Author: Luisella Balbis
Publisher:
Published: 2007
Total Pages: 0
ISBN-13:
DOWNLOAD EBOOKAuthor: Panagiotis D. Christofides
Publisher: Springer Science & Business Media
Published: 2011-04-07
Total Pages: 253
ISBN-13: 0857295829
DOWNLOAD EBOOKNetworked and Distributed Predictive Control presents rigorous, yet practical, methods for the design of networked and distributed predictive control systems – the first book to do so. The design of model predictive control systems using Lyapunov-based techniques accounting for the influence of asynchronous and delayed measurements is followed by a treatment of networked control architecture development. This shows how networked control can augment dedicated control systems in a natural way and takes advantage of additional, potentially asynchronous and delayed measurements to maintain closed loop stability and significantly to improve closed-loop performance. The text then shifts focus to the design of distributed predictive control systems that cooperate efficiently in computing optimal manipulated input trajectories that achieve desired stability, performance and robustness specifications but spend a fraction of the time required by centralized control systems.

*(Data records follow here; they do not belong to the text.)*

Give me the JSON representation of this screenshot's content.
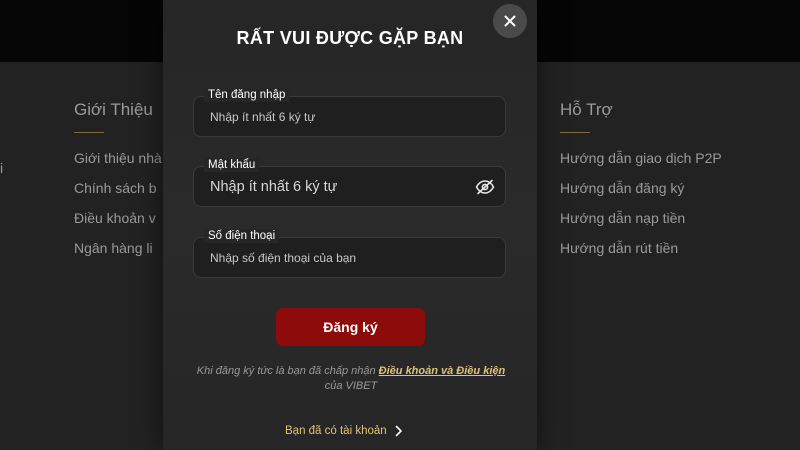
{
  "background": {
    "left_column": {
      "heading": "Giới Thiệu",
      "links": [
        "Giới thiệu nhà",
        "Chính sách b",
        "Điều khoản v",
        "Ngân hàng li"
      ]
    },
    "right_column": {
      "heading": "Hỗ Trợ",
      "links": [
        "Hướng dẫn giao dịch P2P",
        "Hướng dẫn đăng ký",
        "Hướng dẫn nạp tiền",
        "Hướng dẫn rút tiền"
      ]
    },
    "edge_fragment": "i"
  },
  "modal": {
    "title": "RẤT VUI ĐƯỢC GẶP BẠN",
    "close_icon": "close-icon",
    "fields": [
      {
        "label": "Tên đăng nhập",
        "placeholder": "Nhập ít nhất 6 ký tự",
        "value": ""
      },
      {
        "label": "Mật khẩu",
        "placeholder": "Nhập ít nhất 6 ký tự",
        "value": "",
        "icon": "eye-off-icon"
      },
      {
        "label": "Số điện thoại",
        "placeholder": "Nhập số điện thoại của bạn",
        "value": ""
      }
    ],
    "submit_label": "Đăng ký",
    "terms_prefix": "Khi đăng ký tức là bạn đã chấp nhận",
    "terms_link": "Điều khoản và Điều kiện",
    "terms_suffix": "của VIBET",
    "login_label": "Bạn đã có tài khoản",
    "login_icon": "chevron-right-icon"
  },
  "colors": {
    "accent_red": "#8e0b0b",
    "gold_link": "#e0c27a",
    "modal_bg": "#262626",
    "page_bg": "#222222"
  }
}
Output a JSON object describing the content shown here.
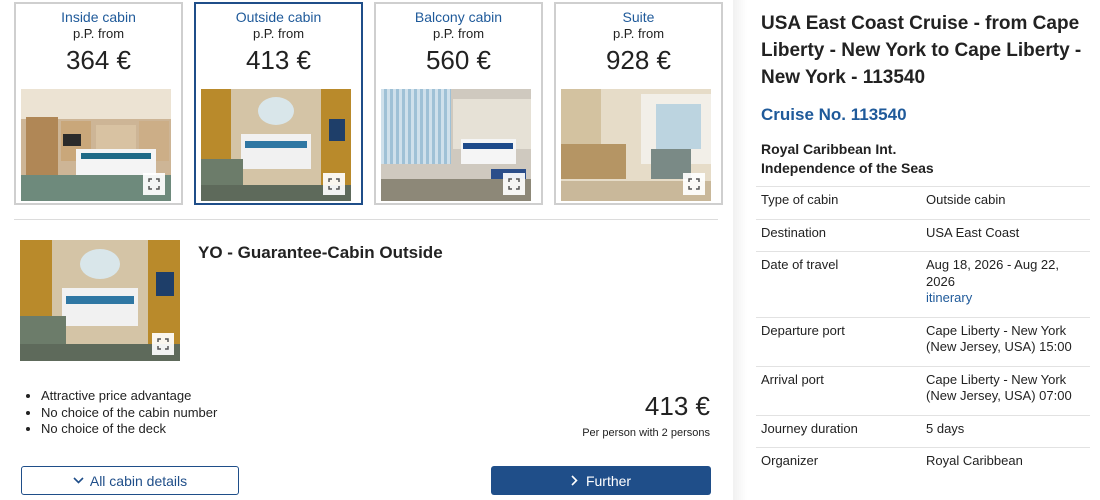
{
  "cabin_categories": [
    {
      "name": "Inside cabin",
      "from": "p.P. from",
      "price": "364 €"
    },
    {
      "name": "Outside cabin",
      "from": "p.P. from",
      "price": "413 €"
    },
    {
      "name": "Balcony cabin",
      "from": "p.P. from",
      "price": "560 €"
    },
    {
      "name": "Suite",
      "from": "p.P. from",
      "price": "928 €"
    }
  ],
  "selected_cabin": {
    "title": "YO - Guarantee-Cabin Outside",
    "features": [
      "Attractive price advantage",
      "No choice of the cabin number",
      "No choice of the deck"
    ],
    "price": "413 €",
    "price_note": "Per person with 2 persons"
  },
  "buttons": {
    "all_details": "All cabin details",
    "further": "Further"
  },
  "cruise": {
    "title": "USA East Coast Cruise - from Cape Liberty - New York to Cape Liberty - New York - 113540",
    "cruise_no": "Cruise No. 113540",
    "line": "Royal Caribbean Int.",
    "ship": "Independence of the Seas",
    "info": [
      {
        "label": "Type of cabin",
        "value": "Outside cabin"
      },
      {
        "label": "Destination",
        "value": "USA East Coast"
      },
      {
        "label": "Date of travel",
        "value": "Aug 18, 2026 - Aug 22, 2026",
        "link": "itinerary"
      },
      {
        "label": "Departure port",
        "value": "Cape Liberty - New York (New Jersey, USA) 15:00"
      },
      {
        "label": "Arrival port",
        "value": "Cape Liberty - New York (New Jersey, USA) 07:00"
      },
      {
        "label": "Journey duration",
        "value": "5 days"
      },
      {
        "label": "Organizer",
        "value": "Royal Caribbean"
      }
    ]
  },
  "colors": {
    "accent": "#1f4e89",
    "link": "#1f5a9a",
    "border": "#cfcfcf"
  }
}
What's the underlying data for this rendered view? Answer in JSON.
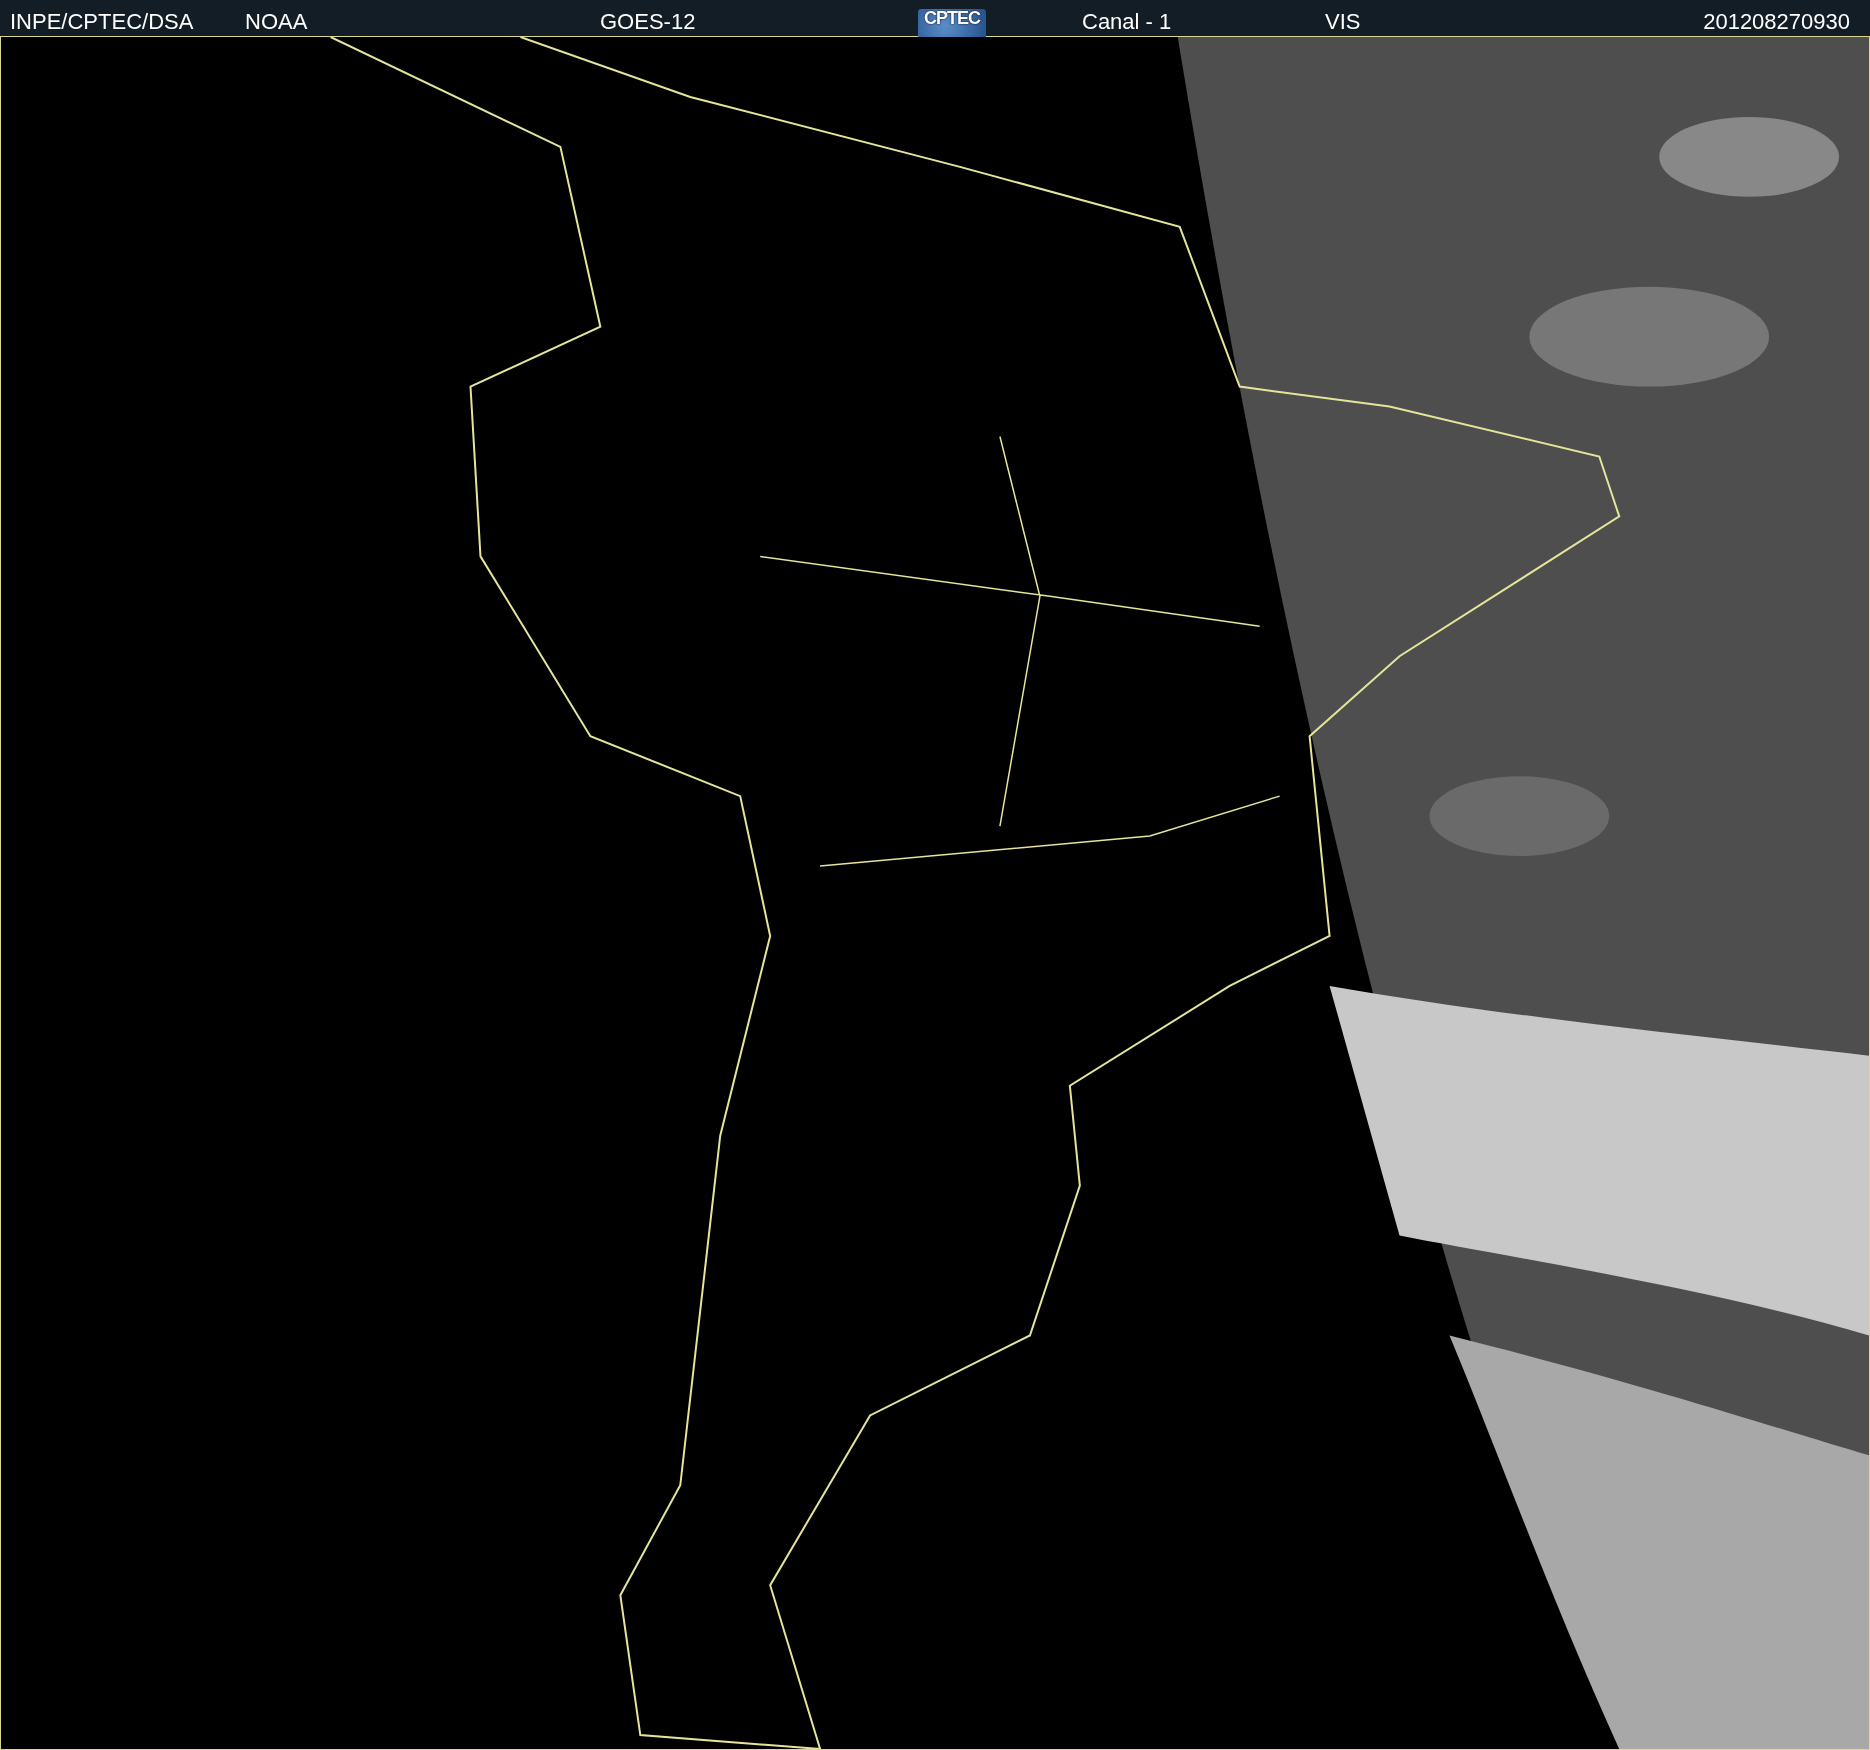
{
  "header": {
    "items": [
      "INPE/CPTEC/DSA",
      "NOAA",
      "GOES-12"
    ],
    "logo": "CPTEC",
    "items_right": [
      "Canal - 1",
      "VIS"
    ],
    "timestamp": "201208270930"
  }
}
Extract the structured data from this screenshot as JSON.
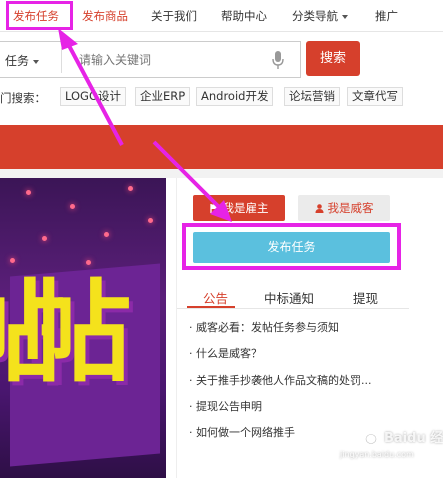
{
  "nav": {
    "items": [
      "发布任务",
      "发布商品",
      "关于我们",
      "帮助中心",
      "分类导航",
      "推广"
    ]
  },
  "search": {
    "type_label": "任务",
    "placeholder": "请输入关键词",
    "button": "搜索"
  },
  "hot": {
    "label": "门搜索：",
    "tags": [
      "LOGO设计",
      "企业ERP",
      "Android开发",
      "论坛营销",
      "文章代写"
    ]
  },
  "promo": {
    "big_char": "帖"
  },
  "panel": {
    "owner_button": "我是雇主",
    "worker_button": "我是威客",
    "publish_button": "发布任务",
    "tabs": [
      "公告",
      "中标通知",
      "提现"
    ],
    "notices": [
      "· 威客必看：发帖任务参与须知",
      "· 什么是威客？",
      "· 关于推手抄袭他人作品文稿的处罚...",
      "· 提现公告申明",
      "· 如何做一个网络推手"
    ]
  },
  "watermark": {
    "text": "Baidu 经验",
    "sub": "jingyan.baidu.com"
  },
  "colors": {
    "brand_red": "#d6402c",
    "publish_blue": "#5bc0de",
    "annotation_magenta": "#e623e6"
  }
}
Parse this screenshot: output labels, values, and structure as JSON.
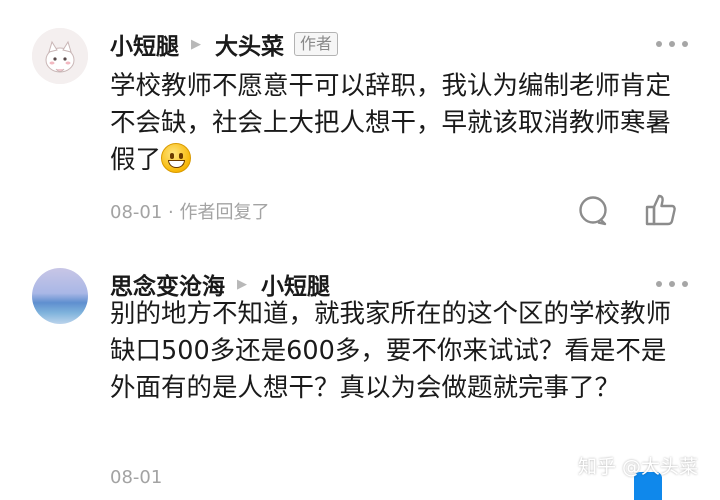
{
  "comments": [
    {
      "author": "小短腿",
      "reply_to": "大头菜",
      "badge": "作者",
      "text": "学校教师不愿意干可以辞职，我认为编制老师肯定不会缺，社会上大把人想干，早就该取消教师寒暑假了",
      "emoji": "grinning-face",
      "meta": "08-01 · 作者回复了"
    },
    {
      "author": "思念变沧海",
      "reply_to": "小短腿",
      "text": "别的地方不知道，就我家所在的这个区的学校教师缺口500多还是600多，要不你来试试？看是不是外面有的是人想干？真以为会做题就完事了？",
      "meta": "08-01"
    }
  ],
  "watermark": "知乎 @大头菜",
  "colors": {
    "text": "#1a1a1a",
    "meta": "#a3a3a3",
    "accent": "#0f88eb"
  }
}
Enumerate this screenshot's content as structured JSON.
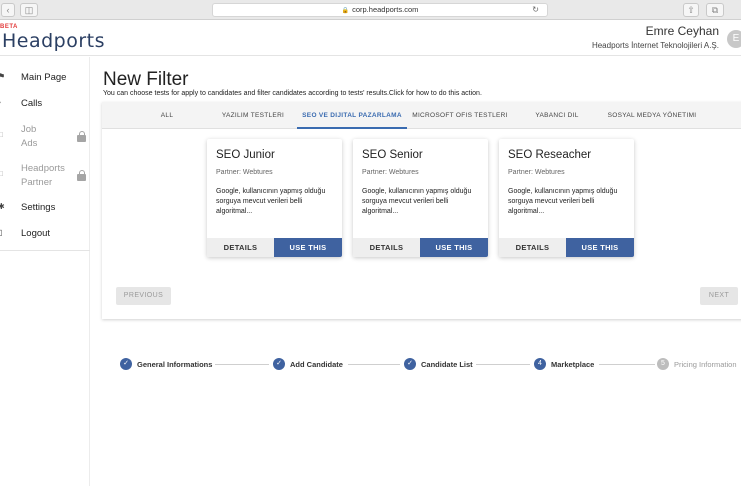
{
  "browser": {
    "url": "corp.headports.com"
  },
  "header": {
    "logo_badge": "BETA",
    "logo_text": "Headports",
    "user_name": "Emre Ceyhan",
    "company": "Headports İnternet Teknolojileri A.Ş.",
    "avatar_initial": "E"
  },
  "sidebar": {
    "items": [
      {
        "label": "Main Page",
        "icon": "home-icon",
        "locked": false
      },
      {
        "label": "Calls",
        "icon": "calls-icon",
        "locked": false
      },
      {
        "label": "Job\nAds",
        "icon": "job-ads-icon",
        "locked": true
      },
      {
        "label": "Headports\nPartner",
        "icon": "partner-icon",
        "locked": true
      },
      {
        "label": "Settings",
        "icon": "settings-icon",
        "locked": false
      },
      {
        "label": "Logout",
        "icon": "logout-icon",
        "locked": false
      }
    ]
  },
  "page": {
    "title": "New Filter",
    "description": "You can choose tests for apply to candidates and filter candidates according to tests' results.Click for how to do this action."
  },
  "tabs": [
    {
      "label": "ALL",
      "active": false
    },
    {
      "label": "YAZILIM TESTLERI",
      "active": false
    },
    {
      "label": "SEO VE DIJITAL PAZARLAMA",
      "active": true
    },
    {
      "label": "MICROSOFT OFIS TESTLERI",
      "active": false
    },
    {
      "label": "YABANCI DIL",
      "active": false
    },
    {
      "label": "SOSYAL MEDYA YÖNETIMI",
      "active": false
    }
  ],
  "cards": [
    {
      "title": "SEO Junior",
      "partner": "Partner: Webtures",
      "description": "Google, kullanıcının yapmış olduğu sorguya mevcut verileri belli algoritmal...",
      "details_label": "DETAILS",
      "use_label": "USE THIS"
    },
    {
      "title": "SEO Senior",
      "partner": "Partner: Webtures",
      "description": "Google, kullanıcının yapmış olduğu sorguya mevcut verileri belli algoritmal...",
      "details_label": "DETAILS",
      "use_label": "USE THIS"
    },
    {
      "title": "SEO Reseacher",
      "partner": "Partner: Webtures",
      "description": "Google, kullanıcının yapmış olduğu sorguya mevcut verileri belli algoritmal...",
      "details_label": "DETAILS",
      "use_label": "USE THIS"
    }
  ],
  "pagination": {
    "previous_label": "PREVIOUS",
    "next_label": "NEXT"
  },
  "stepper": {
    "steps": [
      {
        "label": "General Informations",
        "state": "done",
        "number": ""
      },
      {
        "label": "Add Candidate",
        "state": "done",
        "number": ""
      },
      {
        "label": "Candidate List",
        "state": "done",
        "number": ""
      },
      {
        "label": "Marketplace",
        "state": "active",
        "number": "4"
      },
      {
        "label": "Pricing Information",
        "state": "todo",
        "number": "5"
      }
    ]
  },
  "colors": {
    "primary": "#3f62a0",
    "tab_active": "#3a6bb0",
    "logo": "#2b3f63",
    "beta": "#e23b3b"
  }
}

Key features of this book include: • new techniques for networked and distributed control system design; • insight into issues associated with networked and distributed predictive control and their solution; • detailed appraisal of industrial relevance using computer simulation of nonlinear chemical process networks and wind- and solar-energy-generation systems; and • integrated exposition of novel research topics and rich resource of references to significant recent work. A full understanding of Networked and Distributed Predictive Control requires a basic knowledge of differential equations, linear and nonlinear control theory and optimization methods and the book is intended for academic researchers and graduate students studying control and for process control engineers. The constant attention to practical matters associated with implementation of the theory discussed will help each of these groups understand the application of the book’s methods in greater depth.